I don't pretend to have perfect answers to all these questions. But the line taken by some champions of religious freedom, such as the Becket Fund, seems to me untenable. It would logically lead to a situation they couldn't possibly wish for. Should an overzealous Jehovah's Witness be able to get a group plan that excludes coverage for emergency blood transfusions, even if none of his employees are coreligionists?

But that is a hard case, you may say, and hard cases make bad law. How many other religious believers object to health services that most people consider morally unproblematic? Well, a few: there are the Scientologists, with their extreme skepticism of psychopharmacology; there are unreconstructed Christian Scientists—now in decline but once a very prominent sect—with their general suspicion of drugs. (I have a distant relative who died because of that suspicion.)

But why even restrict this to religious believers? What if someone believes, as a matter of conscience unrelated to any religious conviction, that it is immoral to avail oneself of a medical treatment that was ever tested on animals? Should such a person be able to line-item-veto insurance coverage for dozens of treatments in the health plan available to his employees? Where would this end?

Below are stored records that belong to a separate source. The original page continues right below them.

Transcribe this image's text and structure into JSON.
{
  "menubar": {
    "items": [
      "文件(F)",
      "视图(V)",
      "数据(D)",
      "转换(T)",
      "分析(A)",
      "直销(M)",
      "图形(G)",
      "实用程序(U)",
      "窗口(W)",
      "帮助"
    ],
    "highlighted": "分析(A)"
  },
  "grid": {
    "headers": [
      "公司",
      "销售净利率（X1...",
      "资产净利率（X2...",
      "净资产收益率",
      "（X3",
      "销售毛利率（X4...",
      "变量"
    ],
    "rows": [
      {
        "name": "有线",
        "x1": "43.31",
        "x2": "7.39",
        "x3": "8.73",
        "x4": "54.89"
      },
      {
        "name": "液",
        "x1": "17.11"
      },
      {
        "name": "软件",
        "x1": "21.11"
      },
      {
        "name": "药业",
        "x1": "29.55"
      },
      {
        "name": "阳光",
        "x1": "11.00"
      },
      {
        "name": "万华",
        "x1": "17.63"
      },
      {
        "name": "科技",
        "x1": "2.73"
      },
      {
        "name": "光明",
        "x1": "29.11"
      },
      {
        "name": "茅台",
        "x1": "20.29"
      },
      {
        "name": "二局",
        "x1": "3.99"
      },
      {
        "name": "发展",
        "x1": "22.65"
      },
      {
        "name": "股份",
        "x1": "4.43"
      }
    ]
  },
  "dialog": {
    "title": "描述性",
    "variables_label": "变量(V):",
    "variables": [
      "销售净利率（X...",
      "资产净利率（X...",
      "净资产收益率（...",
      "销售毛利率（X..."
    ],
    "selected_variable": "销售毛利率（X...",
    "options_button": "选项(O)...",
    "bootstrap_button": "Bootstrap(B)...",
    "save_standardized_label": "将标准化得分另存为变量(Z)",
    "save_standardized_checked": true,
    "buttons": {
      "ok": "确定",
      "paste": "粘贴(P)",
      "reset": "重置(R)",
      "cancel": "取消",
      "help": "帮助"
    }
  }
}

(Perhaps you think that, while this problem is theoretically interesting, it's unlikely to present any practical difficulties, since an employer with such an idiosyncratic view of health care would in any event be unlikely to find a policy that answered to his requirements, the market for such a policy being prohibitively small. Maybe, maybe not. With lax enough regulation, it's possible to imagine an la carte market for health insurance, each plan or policy tailored to the whims of the customer and priced accordingly. I'm not an expert on the insurance market, but I think it's fair to say that, as a general rule, some insurance companies will sell any old crap if regulators let them get away with it.)

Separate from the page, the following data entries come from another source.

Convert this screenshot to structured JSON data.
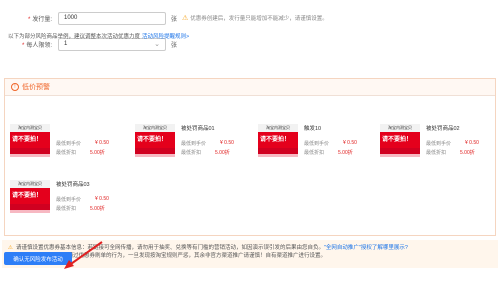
{
  "form": {
    "issue": {
      "label": "发行量:",
      "value": "1000",
      "unit": "张",
      "hint": "优惠券创建后，发行量只能增加不能减少，请谨慎设置。"
    },
    "limit": {
      "label": "每人限领:",
      "value": "1",
      "unit": "张"
    }
  },
  "warning": {
    "title": "低价预警",
    "subtitle": "以下为部分风险商品举例，建议调整本次活动优惠力度",
    "rules_link": "活动风险提醒规则>",
    "price_label": "最低到手价",
    "discount_label": "最低折扣",
    "products": [
      {
        "thumb_top": "淘宝内测宝贝",
        "thumb_tag": "请不要拍！",
        "name": "",
        "price": "¥ 0.50",
        "discount": "5.00折"
      },
      {
        "thumb_top": "淘宝内测宝贝",
        "thumb_tag": "请不要拍！",
        "name": "被处罚商品01",
        "price": "¥ 0.50",
        "discount": "5.00折"
      },
      {
        "thumb_top": "淘宝内测宝贝",
        "thumb_tag": "请不要拍！",
        "name": "触发10",
        "price": "¥ 0.50",
        "discount": "5.00折"
      },
      {
        "thumb_top": "淘宝内测宝贝",
        "thumb_tag": "请不要拍！",
        "name": "被处罚商品02",
        "price": "¥ 0.50",
        "discount": "5.00折"
      },
      {
        "thumb_top": "淘宝内测宝贝",
        "thumb_tag": "请不要拍！",
        "name": "被处罚商品03",
        "price": "¥ 0.50",
        "discount": "5.00折"
      }
    ]
  },
  "note": {
    "line1_prefix": "请谨慎设置优惠券基本信息：若链接可全网传播，请勿用于抽奖、兑换等有门槛的营销活动，如因演示误引发的后果由您自负。",
    "line1_link": "\"全网自动推广\"授权了解哪里展示?",
    "line2": "特别提醒：严令禁止通过优惠券刷单的行为，一旦发现按淘宝规则严惩，其余非官方渠道推广请谨慎！自有渠道推广进行设置。"
  },
  "submit_label": "确认无风险发布活动"
}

But now imagine a militant atheist who is convinced by the natural-law argument that contraception is gravely immoral. (I realize this example may appear to require rare powers of imagination, but bear with me.) He owns a business, too, and wants an exemption from the contraception-coverage mandate. Should the fact that his belief is not attributable to any faith matter? After all, he believes that contraception is wrong for precisely the same reason the Catholic Church teaches that it's wrong, even if he doesn't accept the Church's authority to teach anything. Someone might reply: I can just about imagine such a person, but he must be one of kind, or at most one of a few. But if you can imagine this small business owner, you can also imagine one who believes, for reasons moral but not religious, that prostheses of any kind are an affront to the dignity of the human body, and another who believes that neonatal intensive care units are a waste of precious medical resources on nonpersons and so refuses to pay for an insurance policy that would cover an employee's prematuraly born child.

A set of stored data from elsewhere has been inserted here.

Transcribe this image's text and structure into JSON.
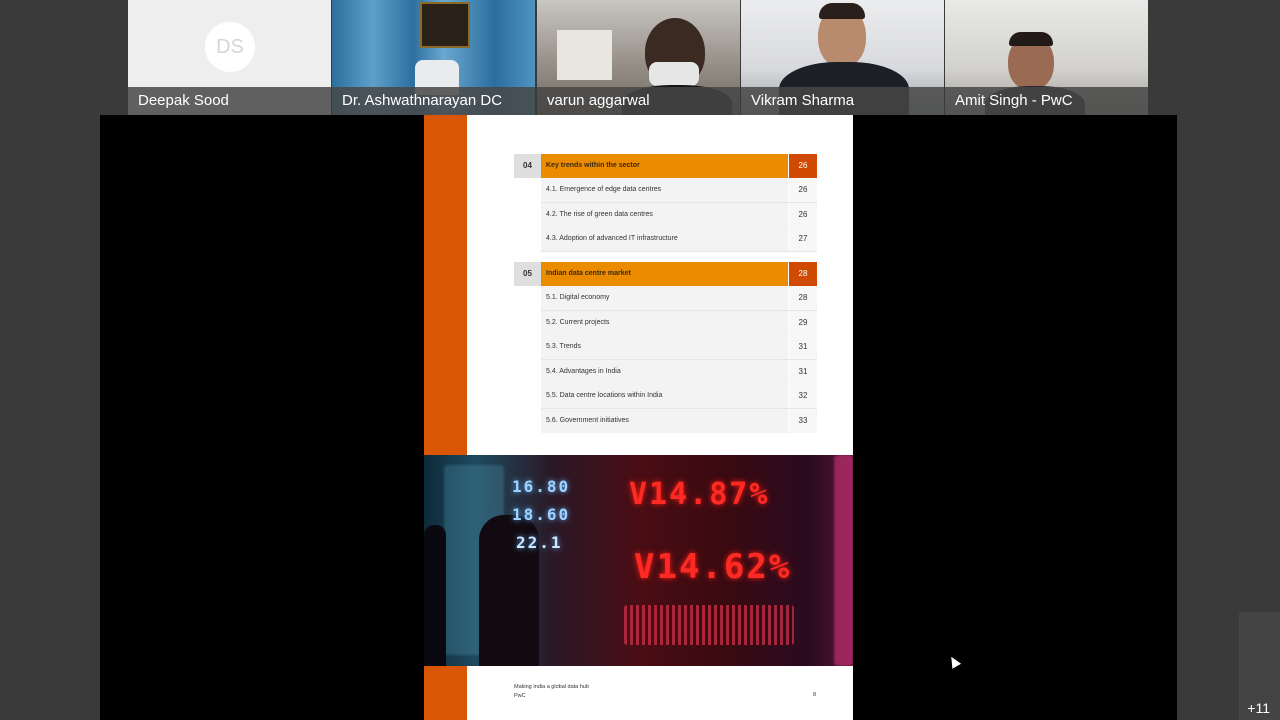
{
  "participants": [
    {
      "name": "Deepak Sood",
      "initials": "DS"
    },
    {
      "name": "Dr. Ashwathnarayan DC"
    },
    {
      "name": "varun aggarwal"
    },
    {
      "name": "Vikram Sharma"
    },
    {
      "name": "Amit Singh - PwC"
    }
  ],
  "overflow_count": "+11",
  "doc": {
    "sections": [
      {
        "num": "04",
        "title": "Key trends within the sector",
        "page": "26",
        "items": [
          {
            "label": "4.1. Emergence of edge data centres",
            "page": "26"
          },
          {
            "label": "4.2. The rise of green data centres",
            "page": "26"
          },
          {
            "label": "4.3. Adoption of advanced IT infrastructure",
            "page": "27"
          }
        ]
      },
      {
        "num": "05",
        "title": "Indian data centre market",
        "page": "28",
        "items": [
          {
            "label": "5.1. Digital economy",
            "page": "28"
          },
          {
            "label": "5.2. Current projects",
            "page": "29"
          },
          {
            "label": "5.3. Trends",
            "page": "31"
          },
          {
            "label": "5.4. Advantages in India",
            "page": "31"
          },
          {
            "label": "5.5. Data centre locations within India",
            "page": "32"
          },
          {
            "label": "5.6. Government initiatives",
            "page": "33"
          }
        ]
      }
    ],
    "footer_title": "Making India a global data hub",
    "footer_brand": "PwC",
    "footer_page": "8",
    "photo_text": [
      "16.80",
      "18.60",
      "22.1",
      "V14.87%",
      "V14.62%"
    ]
  },
  "colors": {
    "orange_bar": "#d85604",
    "section_title": "#eb8c00",
    "section_page": "#d04a02"
  }
}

Leiter believes claims of conscience should be accommodated if they do not threaten someone else's individual rights or an important public interest. But he also believes they should not be understood to have any extra force—or to warrant any special deference—just because they originate from religious faith. A conscientious objector, for example, should not need to prove he's a Quaker. Or, to take a recent case from Canada that Leiter mentions in his book, if you allow a student to carry a ceremonial dagger to school because he's a Sikh, you should allow another student to carry a knife because he sincerely believes, in accordance with his rural upbringing, that carrying a knife is a sign of honor and manhood.

I disagree with Leiter about some things, including his low esteem for religion and religious institutions in general, which he regards as seedbeds of irrationality. Unlike Leiter, and like many conservatives critics of the original HHS mandate, I think the federal government has good reason to give churches and other religious organizations broad latitude, and that this reason has something to do with the important and unique role religious institutions have played in our nation's history. But when it comes to individuals who object to neutral laws of general applicability, I'm not at all sure why the government should discriminate between sincere religious belief and any other kind of sincere conviction.  

Matthew Boudway is senior editor of Commonweal.